1st Edition

What To Do About Conspiracy Theories? Academic Entanglements in Conflicts Over Truths

Edited By Elżbieta Drążkiewicz, Jaron Harambam Copyright 2024
    132 Pages
    by Routledge

    Increasingly social activists, journalists and policy makers have expressed concern over the proliferation of conspiracy theories in the public space. There is a growing fear of their impact on social cohesion and democracy, their power to erode trust in state institutions and science. These concerns often come with an expectation that it is the responsibility of academics to engage with conspiracy beliefs by countering them. But should they?
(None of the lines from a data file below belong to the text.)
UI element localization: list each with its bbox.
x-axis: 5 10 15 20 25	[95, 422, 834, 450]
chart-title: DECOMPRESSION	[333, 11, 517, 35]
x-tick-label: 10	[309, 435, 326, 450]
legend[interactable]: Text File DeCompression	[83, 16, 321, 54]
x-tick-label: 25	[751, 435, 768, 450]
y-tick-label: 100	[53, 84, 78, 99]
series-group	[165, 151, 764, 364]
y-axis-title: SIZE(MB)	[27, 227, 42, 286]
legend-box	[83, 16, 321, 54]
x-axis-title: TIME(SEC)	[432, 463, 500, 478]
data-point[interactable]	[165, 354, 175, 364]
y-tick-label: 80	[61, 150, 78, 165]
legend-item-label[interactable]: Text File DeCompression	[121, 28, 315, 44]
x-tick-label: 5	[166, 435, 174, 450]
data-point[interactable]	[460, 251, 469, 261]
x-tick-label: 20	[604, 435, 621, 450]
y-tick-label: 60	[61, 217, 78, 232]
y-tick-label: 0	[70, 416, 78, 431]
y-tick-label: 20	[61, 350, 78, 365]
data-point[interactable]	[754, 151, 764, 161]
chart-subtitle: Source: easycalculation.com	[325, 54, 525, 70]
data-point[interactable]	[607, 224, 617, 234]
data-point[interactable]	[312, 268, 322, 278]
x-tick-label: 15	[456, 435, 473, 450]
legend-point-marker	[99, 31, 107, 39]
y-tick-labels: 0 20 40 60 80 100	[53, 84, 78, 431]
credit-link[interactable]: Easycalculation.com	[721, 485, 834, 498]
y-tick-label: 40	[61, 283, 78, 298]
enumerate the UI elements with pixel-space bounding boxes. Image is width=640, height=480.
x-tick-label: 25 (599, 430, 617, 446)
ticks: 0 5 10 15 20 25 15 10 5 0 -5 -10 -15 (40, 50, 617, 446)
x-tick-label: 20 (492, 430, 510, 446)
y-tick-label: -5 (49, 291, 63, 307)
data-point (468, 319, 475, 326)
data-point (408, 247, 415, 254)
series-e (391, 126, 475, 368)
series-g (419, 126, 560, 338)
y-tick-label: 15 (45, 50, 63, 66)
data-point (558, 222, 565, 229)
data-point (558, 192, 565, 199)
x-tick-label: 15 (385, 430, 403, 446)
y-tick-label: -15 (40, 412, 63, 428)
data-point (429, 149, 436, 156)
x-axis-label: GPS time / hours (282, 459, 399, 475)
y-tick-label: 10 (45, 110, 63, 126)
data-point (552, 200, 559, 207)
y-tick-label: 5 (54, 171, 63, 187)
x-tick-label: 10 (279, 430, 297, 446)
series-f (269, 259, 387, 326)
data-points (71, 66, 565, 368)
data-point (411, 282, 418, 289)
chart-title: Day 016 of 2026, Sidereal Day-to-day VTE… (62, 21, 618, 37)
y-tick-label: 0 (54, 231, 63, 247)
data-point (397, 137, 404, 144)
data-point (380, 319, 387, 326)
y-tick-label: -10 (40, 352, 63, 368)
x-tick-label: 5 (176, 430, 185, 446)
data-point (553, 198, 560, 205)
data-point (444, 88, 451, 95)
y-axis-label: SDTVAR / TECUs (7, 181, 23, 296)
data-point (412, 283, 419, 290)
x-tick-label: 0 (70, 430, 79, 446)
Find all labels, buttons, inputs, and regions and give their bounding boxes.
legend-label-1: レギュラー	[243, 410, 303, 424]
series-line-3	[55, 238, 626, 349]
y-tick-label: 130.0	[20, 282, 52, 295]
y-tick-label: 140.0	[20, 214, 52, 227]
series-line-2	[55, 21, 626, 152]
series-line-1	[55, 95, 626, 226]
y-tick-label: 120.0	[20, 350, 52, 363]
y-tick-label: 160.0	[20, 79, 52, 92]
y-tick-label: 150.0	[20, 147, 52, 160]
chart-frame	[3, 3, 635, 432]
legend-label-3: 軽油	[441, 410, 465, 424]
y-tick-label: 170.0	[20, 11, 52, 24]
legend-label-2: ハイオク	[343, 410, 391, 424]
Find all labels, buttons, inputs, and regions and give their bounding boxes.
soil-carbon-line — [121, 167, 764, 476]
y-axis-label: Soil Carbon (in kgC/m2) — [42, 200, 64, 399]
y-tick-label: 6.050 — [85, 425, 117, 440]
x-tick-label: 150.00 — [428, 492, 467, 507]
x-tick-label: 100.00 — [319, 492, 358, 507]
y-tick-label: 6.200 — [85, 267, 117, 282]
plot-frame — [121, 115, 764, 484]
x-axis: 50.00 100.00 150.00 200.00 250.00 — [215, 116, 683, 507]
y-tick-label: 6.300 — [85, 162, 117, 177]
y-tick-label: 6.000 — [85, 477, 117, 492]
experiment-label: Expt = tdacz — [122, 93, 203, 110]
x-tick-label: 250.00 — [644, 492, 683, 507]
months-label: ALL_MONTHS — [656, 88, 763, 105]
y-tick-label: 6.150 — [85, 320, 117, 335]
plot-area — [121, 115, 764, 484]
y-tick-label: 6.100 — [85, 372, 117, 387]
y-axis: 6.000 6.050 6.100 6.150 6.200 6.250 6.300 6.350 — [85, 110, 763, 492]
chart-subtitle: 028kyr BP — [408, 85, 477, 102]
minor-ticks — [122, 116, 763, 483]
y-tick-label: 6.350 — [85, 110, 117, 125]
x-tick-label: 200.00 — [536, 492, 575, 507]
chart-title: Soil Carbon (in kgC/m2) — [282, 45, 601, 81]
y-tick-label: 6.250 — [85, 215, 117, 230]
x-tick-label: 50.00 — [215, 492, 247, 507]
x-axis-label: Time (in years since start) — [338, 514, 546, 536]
    In this book, contributors show that like everything that relates to conspiracy theories, even the answer to this question is not straightforward and can vary across disciplines and schools, can be influenced by disciplinary ethical codes of conduct, research methodologies, and specific approaches to conspiracy theories. Foregrounding a variety of approaches, from across disciplines (psychology, anthropology, sociology and media studies), academic seniority (from young scholars to full professors), and countries (USA, Ireland, UK, The Netherlands, Sweden, and Greece), the chapters in this book are in deep conversation with each other, offering multiple alternative takes on the issue of what should academics do with conspiracy theories. Together, the book embodies several bold and compelling provocations to dealing differently with conspiracy theories.

    This timely volume introduces perspectives of scholars representing media studies, anthropology, psychology and sociology and discusses case studies concerning politics, health, environment and security. It will be a key resource for researchers, scholars and practitioners engaged in these fields and will also appeal to anyone interested in conspiracy theories and other related phenomena such as disinformation or fake news. This book was originally published as a special issue of the Journal for Cultural Research

    The Open Access version of this book, available at www.taylorfrancis.com, has been made available under a Creative Commons [Attribution- Non Commercial- No Derivatives (CC- BY- NC- ND)] 4.0 International license. A version of the open access title is also available on the OAPEN platformhttps://library.oapen.org/handle/20.500.12657/88254.

    Introduction: What should academics do about conspiracy theories? Moving beyond debunking to better deal with conspiratorial movements, misinformation and post-truth
    Elżbieta Drążkiewicz and Jaron Harambam

     

    1. Conspiracist cognition: chaos, convenience, and cause for concern
    Stephan Lewandowsky

     

    2. Evaluating conspiracy claims as public sphere communication
    Eileen Culloty

     

    3. Conspiracy theories in political-economic context: lessons from parents with vaccine and other pharmaceutical concerns
    Elisa J. Sobo

     

    4. Taking vaccine regret and hesitancy seriously. The role of truth, conspiracy theories, gender relations and trust in the HPV immunisation programmes in Ireland
    Elżbieta Drążkiewicz

     

    5. Towards an ecological ethics of academic responsibility: debunking power structures through relationality in Greek environmentalism
    Elvira Wepfer

     

    6. Against modernist illusions: why we need more democratic and constructivist alternatives to debunking conspiracy theories
    Jaron Harambam

    Biography

    Elżbieta Drążkiewicz is an anthropologist leading the ERC project CONSPIRATIONS investigating conflicts over conspiracy theories in Europe. She specializes in organisational, political, and economic anthropology. Her research also includes studies of foreign aid and development management and public health governance. She is an author of Institutionalised Dreams: The Art of Managing Foreign Aid (2020).

    Jaron Harambam is Assistant Professor of Media, Truth Politics and Digitalization at the Sociology Department of the University of Amsterdam. His research deals with public disputes over truth in a digitalized public sphere. More specifically, he studies conspiracy theories, news and platform politics, and AI (content moderation, search/recommender systems). Central to his research is the participation of multiple stakeholders to design our (future) digital worlds along democratic and public values. He is the author of Contemporary Conspiracy Culture: Truth and Knowledge in an Era of Epistemic Instability (2020). He is editor-in-chief of the open-access Dutch-Belgian peer-reviewed journal Tijdschrift Sociologie, and member of the European network of scholars working on conspiracy theories, COST COMPACT.